L.A. Investment Activity Endures
Amid fears of a recession and high inflation, most U.S. metros recorded a slowdown in multifamily rent development, cooling off after record gains last year. Los Angeles followed this pattern, with rent growth at 0.4% on a trailing three-month (T3) basis through September, to an average of $2,588—remaining well above the $1,718 national average. Demand remained relatively strong, however, and the occupancy rate in stabilized properties stood at a healthy 96.7% as of August.
The metro’s unemployment rate held at 4.5% as of August, above the nation’s 3.7%. California regained nearly all jobs lost during the height of the pandemic, according to the state’s Employment Development Department. During the 12 months ending in July, Los Angeles added 174,000 jobs, representing a 5.8% expansion. All sectors recorded gains, except for government, which lost 5,500 positions.
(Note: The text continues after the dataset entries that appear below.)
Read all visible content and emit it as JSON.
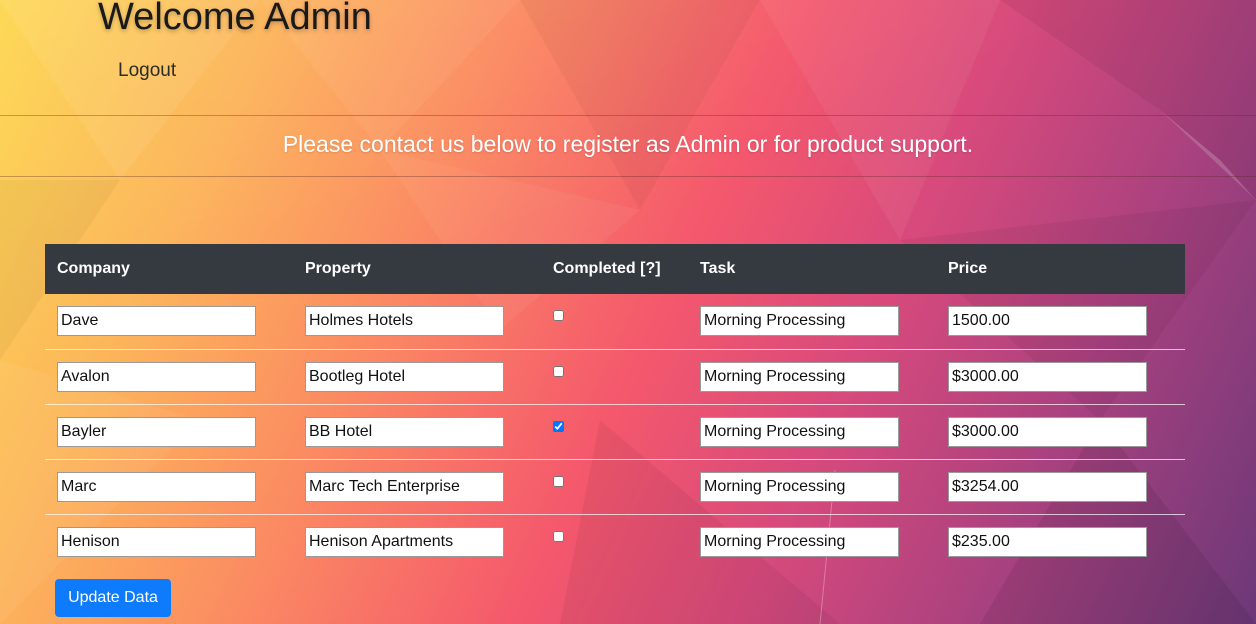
{
  "header": {
    "title": "Welcome Admin",
    "logout_label": "Logout"
  },
  "notice": "Please contact us below to register as Admin or for product support.",
  "table": {
    "columns": [
      "Company",
      "Property",
      "Completed [?]",
      "Task",
      "Price"
    ],
    "rows": [
      {
        "company": "Dave",
        "property": "Holmes Hotels",
        "completed": false,
        "task": "Morning Processing",
        "price": "1500.00"
      },
      {
        "company": "Avalon",
        "property": "Bootleg Hotel",
        "completed": false,
        "task": "Morning Processing",
        "price": "$3000.00"
      },
      {
        "company": "Bayler",
        "property": "BB Hotel",
        "completed": true,
        "task": "Morning Processing",
        "price": "$3000.00"
      },
      {
        "company": "Marc",
        "property": "Marc Tech Enterprise",
        "completed": false,
        "task": "Morning Processing",
        "price": "$3254.00"
      },
      {
        "company": "Henison",
        "property": "Henison Apartments",
        "completed": false,
        "task": "Morning Processing",
        "price": "$235.00"
      }
    ]
  },
  "update_button_label": "Update Data",
  "colors": {
    "header_bg": "#343a40",
    "button_bg": "#0d7bfc"
  }
}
The largest increases were in leisure and hospitality (37,600 jobs), trade, transportation and utilities (34,100 jobs) and education and health services (32,000 jobs).
Investment remained strong, with $4.6 billion in sales year-to-date through September, up more than 50% compared to the same time frame last year. Completions slowed, with 5,773 units added through September, or 1.3% of existing stock, 20 basis points below the U.S. rate and down 36% from 2021.